Fractional Ownership Generates Passive Income: How So?
- Long-term lease: Renters in rental properties frequently change. As a result, until a suitable alternative is discovered, the landowner is compelled to pay the rent. Commercial leases are often for three years or more. The lease contract is also renewable. As a result, commercial properties provide investors with consistent revenue. Large corporations, technology organizations, and financial institutions rent high-end commercial space. These businesses make on-time rent payments. Furthermore, due to the time, effort, and resources put into converting the premises into offices, some tenants have extended their lease periods. Invest in a previously rented business property to earn large benefits.

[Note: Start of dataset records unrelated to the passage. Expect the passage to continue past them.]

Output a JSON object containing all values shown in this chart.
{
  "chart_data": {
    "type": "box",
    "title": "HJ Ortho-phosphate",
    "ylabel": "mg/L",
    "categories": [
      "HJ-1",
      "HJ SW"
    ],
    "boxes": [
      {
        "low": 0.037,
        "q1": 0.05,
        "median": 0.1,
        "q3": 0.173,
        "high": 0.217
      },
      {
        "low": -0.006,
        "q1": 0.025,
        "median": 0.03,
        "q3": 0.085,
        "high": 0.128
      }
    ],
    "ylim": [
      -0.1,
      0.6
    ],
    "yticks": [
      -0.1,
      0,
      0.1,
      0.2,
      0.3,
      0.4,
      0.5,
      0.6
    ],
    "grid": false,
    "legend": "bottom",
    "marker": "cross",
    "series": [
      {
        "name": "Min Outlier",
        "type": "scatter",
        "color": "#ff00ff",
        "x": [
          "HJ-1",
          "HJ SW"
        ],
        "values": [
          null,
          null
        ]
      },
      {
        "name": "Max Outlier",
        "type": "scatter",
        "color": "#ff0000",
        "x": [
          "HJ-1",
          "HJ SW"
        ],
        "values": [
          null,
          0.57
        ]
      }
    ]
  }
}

- Rental Income Returns: Commercial estate fractional ownership delivers a high return on investment owing to continued rental revenue and appreciation. Commercial property investment in India has grown at a CAGR of 16% over the last five years. Aside from higher value, buying through a renowned fractional ownership group may result in a 15% improvement in rental revenue returns over the next three years. It is included in the leasing contract to safeguard against inflationary pressures and to ensure that your investment remains consistent over time.
- Double returns: Commercial real estate investment yields a double return. The advantages of fractional ownership include both immediate cash rewards and increased commercial property value. You own some commercial property. As a result, the value of your investment will rise. Small investors are increasingly being financially enticed.

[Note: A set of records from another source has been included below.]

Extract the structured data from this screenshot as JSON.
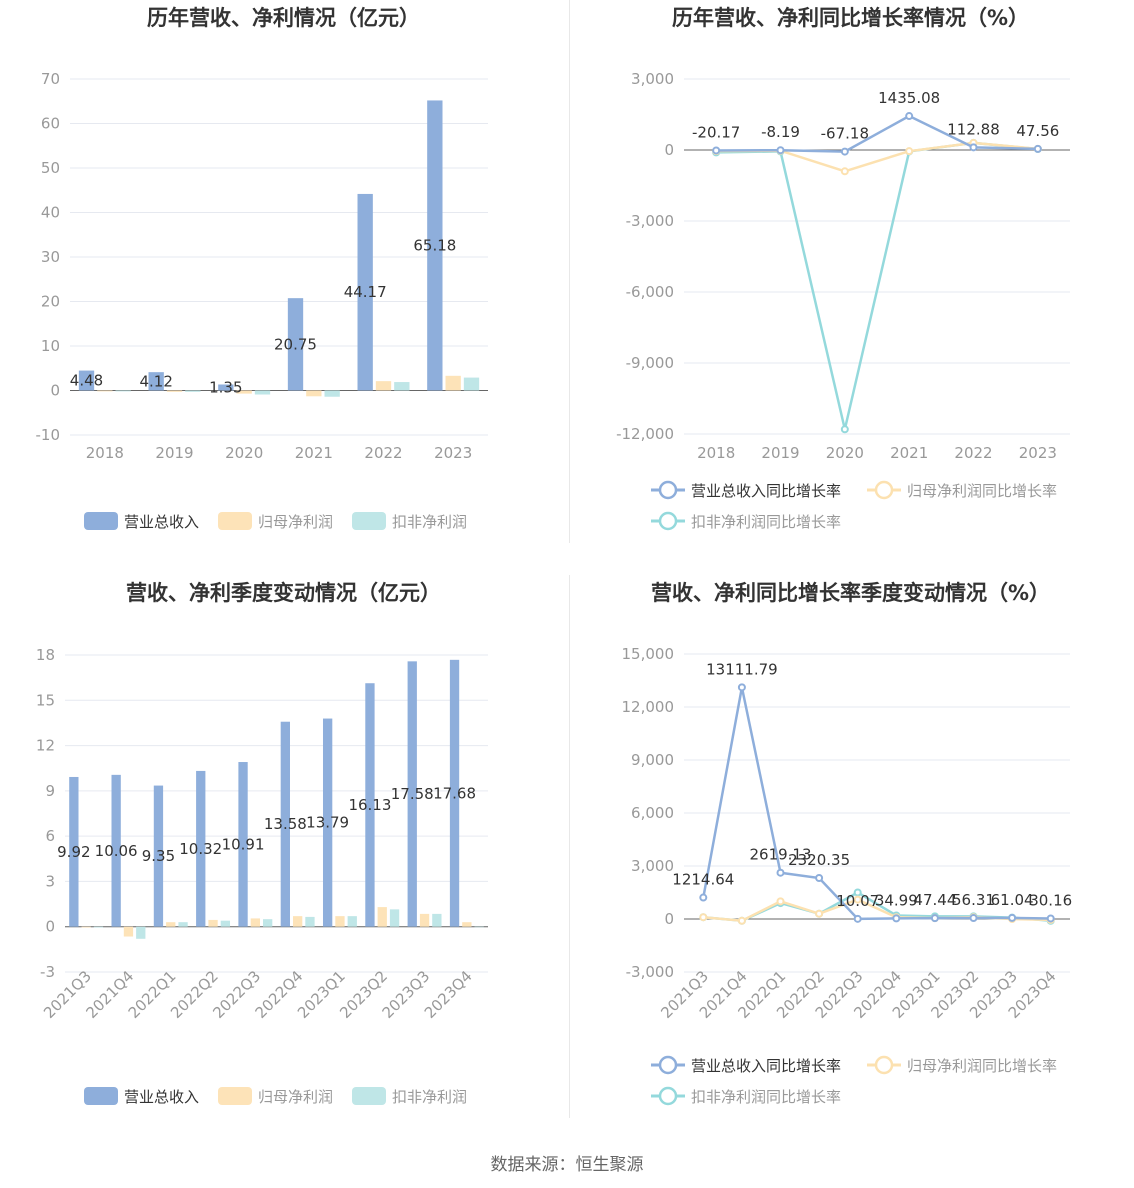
{
  "colors": {
    "revenue": "#8eaedb",
    "net_profit": "#fde3b8",
    "deducted_profit": "#bfe6e7",
    "revenue_line": "#8eaedb",
    "net_profit_line": "#fce1b0",
    "deducted_profit_line": "#94d9dc",
    "grid": "#e6e9f0",
    "axis_text": "#999999",
    "title": "#333333"
  },
  "source": "数据来源：恒生聚源",
  "chart_data": [
    {
      "id": "annual_bar",
      "type": "bar",
      "title": "历年营收、净利情况（亿元）",
      "categories": [
        "2018",
        "2019",
        "2020",
        "2021",
        "2022",
        "2023"
      ],
      "ylim": [
        -10,
        70
      ],
      "yticks": [
        -10,
        0,
        10,
        20,
        30,
        40,
        50,
        60,
        70
      ],
      "series": [
        {
          "name": "营业总收入",
          "values": [
            4.48,
            4.12,
            1.35,
            20.75,
            44.17,
            65.18
          ],
          "labels": [
            "4.48",
            "4.12",
            "1.35",
            "20.75",
            "44.17",
            "65.18"
          ]
        },
        {
          "name": "归母净利润",
          "values": [
            -0.2,
            -0.3,
            -0.7,
            -1.3,
            2.1,
            3.3
          ]
        },
        {
          "name": "扣非净利润",
          "values": [
            -0.2,
            -0.3,
            -0.9,
            -1.4,
            1.9,
            2.9
          ]
        }
      ],
      "legend_position": "bottom"
    },
    {
      "id": "annual_growth",
      "type": "line",
      "title": "历年营收、净利同比增长率情况（%）",
      "categories": [
        "2018",
        "2019",
        "2020",
        "2021",
        "2022",
        "2023"
      ],
      "ylim": [
        -12000,
        3000
      ],
      "yticks": [
        -12000,
        -9000,
        -6000,
        -3000,
        0,
        3000
      ],
      "ytick_labels": [
        "-12,000",
        "-9,000",
        "-6,000",
        "-3,000",
        "0",
        "3,000"
      ],
      "series": [
        {
          "name": "营业总收入同比增长率",
          "values": [
            -20.17,
            -8.19,
            -67.18,
            1435.08,
            112.88,
            47.56
          ],
          "labels": [
            "-20.17",
            "-8.19",
            "-67.18",
            "1435.08",
            "112.88",
            "47.56"
          ]
        },
        {
          "name": "归母净利润同比增长率",
          "values": [
            -50,
            -30,
            -900,
            -50,
            300,
            50
          ]
        },
        {
          "name": "扣非净利润同比增长率",
          "values": [
            -100,
            -60,
            -11800,
            -60,
            300,
            40
          ]
        }
      ],
      "legend_position": "bottom"
    },
    {
      "id": "quarter_bar",
      "type": "bar",
      "title": "营收、净利季度变动情况（亿元）",
      "categories": [
        "2021Q3",
        "2021Q4",
        "2022Q1",
        "2022Q2",
        "2022Q3",
        "2022Q4",
        "2023Q1",
        "2023Q2",
        "2023Q3",
        "2023Q4"
      ],
      "ylim": [
        -3,
        18
      ],
      "yticks": [
        -3,
        0,
        3,
        6,
        9,
        12,
        15,
        18
      ],
      "series": [
        {
          "name": "营业总收入",
          "values": [
            9.92,
            10.06,
            9.35,
            10.32,
            10.91,
            13.58,
            13.79,
            16.13,
            17.58,
            17.68
          ],
          "labels": [
            "9.92",
            "10.06",
            "9.35",
            "10.32",
            "10.91",
            "13.58",
            "13.79",
            "16.13",
            "17.58",
            "17.68"
          ]
        },
        {
          "name": "归母净利润",
          "values": [
            -0.05,
            -0.65,
            0.3,
            0.45,
            0.55,
            0.7,
            0.7,
            1.3,
            0.85,
            0.3
          ]
        },
        {
          "name": "扣非净利润",
          "values": [
            -0.05,
            -0.8,
            0.3,
            0.4,
            0.5,
            0.65,
            0.7,
            1.15,
            0.85,
            0.0
          ]
        }
      ],
      "legend_position": "bottom"
    },
    {
      "id": "quarter_growth",
      "type": "line",
      "title": "营收、净利同比增长率季度变动情况（%）",
      "categories": [
        "2021Q3",
        "2021Q4",
        "2022Q1",
        "2022Q2",
        "2022Q3",
        "2022Q4",
        "2023Q1",
        "2023Q2",
        "2023Q3",
        "2023Q4"
      ],
      "ylim": [
        -3000,
        15000
      ],
      "yticks": [
        -3000,
        0,
        3000,
        6000,
        9000,
        12000,
        15000
      ],
      "ytick_labels": [
        "-3,000",
        "0",
        "3,000",
        "6,000",
        "9,000",
        "12,000",
        "15,000"
      ],
      "series": [
        {
          "name": "营业总收入同比增长率",
          "values": [
            1214.64,
            13111.79,
            2619.13,
            2320.35,
            10.07,
            34.99,
            47.44,
            56.31,
            61.04,
            30.16
          ],
          "labels": [
            "1214.64",
            "13111.79",
            "2619.13",
            "2320.35",
            "10.07",
            "34.99",
            "47.44",
            "56.31",
            "61.04",
            "30.16"
          ]
        },
        {
          "name": "归母净利润同比增长率",
          "values": [
            100,
            -100,
            1000,
            300,
            1100,
            100,
            50,
            100,
            0,
            -50
          ]
        },
        {
          "name": "扣非净利润同比增长率",
          "values": [
            100,
            -100,
            900,
            300,
            1500,
            200,
            150,
            150,
            80,
            -100
          ]
        }
      ],
      "legend_position": "bottom"
    }
  ]
}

- Liquidity: Liquidity is a key advantage of fractional ownership. The liquidity of traditional real estate investments is lower than that of fractional property assets. Of course, you should double-check your contract, but having the opportunity to sell your investment at any point decreases the danger of trading. How so? You may always sell the property and give others your ownership stake.
- Versatility: Do you want to diversify your real estate investments but don’t have the finances to buy in other markets? Real estate fractional ownership facilitates this. Shared ownership, for example, allows you to acquire real estate while working in commercial office buildings and renting out your house, all while generating mortgage payments. Because your money is not tied to a specific property, you may spread them among several properties, grades, locations, and regions within the same city. You may then select whether to specialize in a single industry or to continue diversifying and benefitting from economic ups and downs. It minimizes the possibility of market volatility. Diversification can give benefits without needing a big initial commitment.
- Strength: Small investors are becoming fractional owners of commercial properties due to portfolio diversification, ease of exit, financial gain, and continual rental income. Furthermore, the Indian commercial real estate market is predicted to expand from 13-16% shortly, making fractional ownership of commercial buildings a favorable investment. Furthermore, the commercial real estate market in India was predicted to decrease somewhat in 2020 due to Covid-19. Sure, it did. Nonetheless, it improved significantly in Q3 2020. Covid-19 has reduced global property values, particularly in London, Dubai, and Stockholm. According to industry experts, office leasing has expanded in tandem with India’s expanding outsourcing industry. Multinational corporations mainly from the United States and Europe have rented more than 63 percent of India’s commercial space.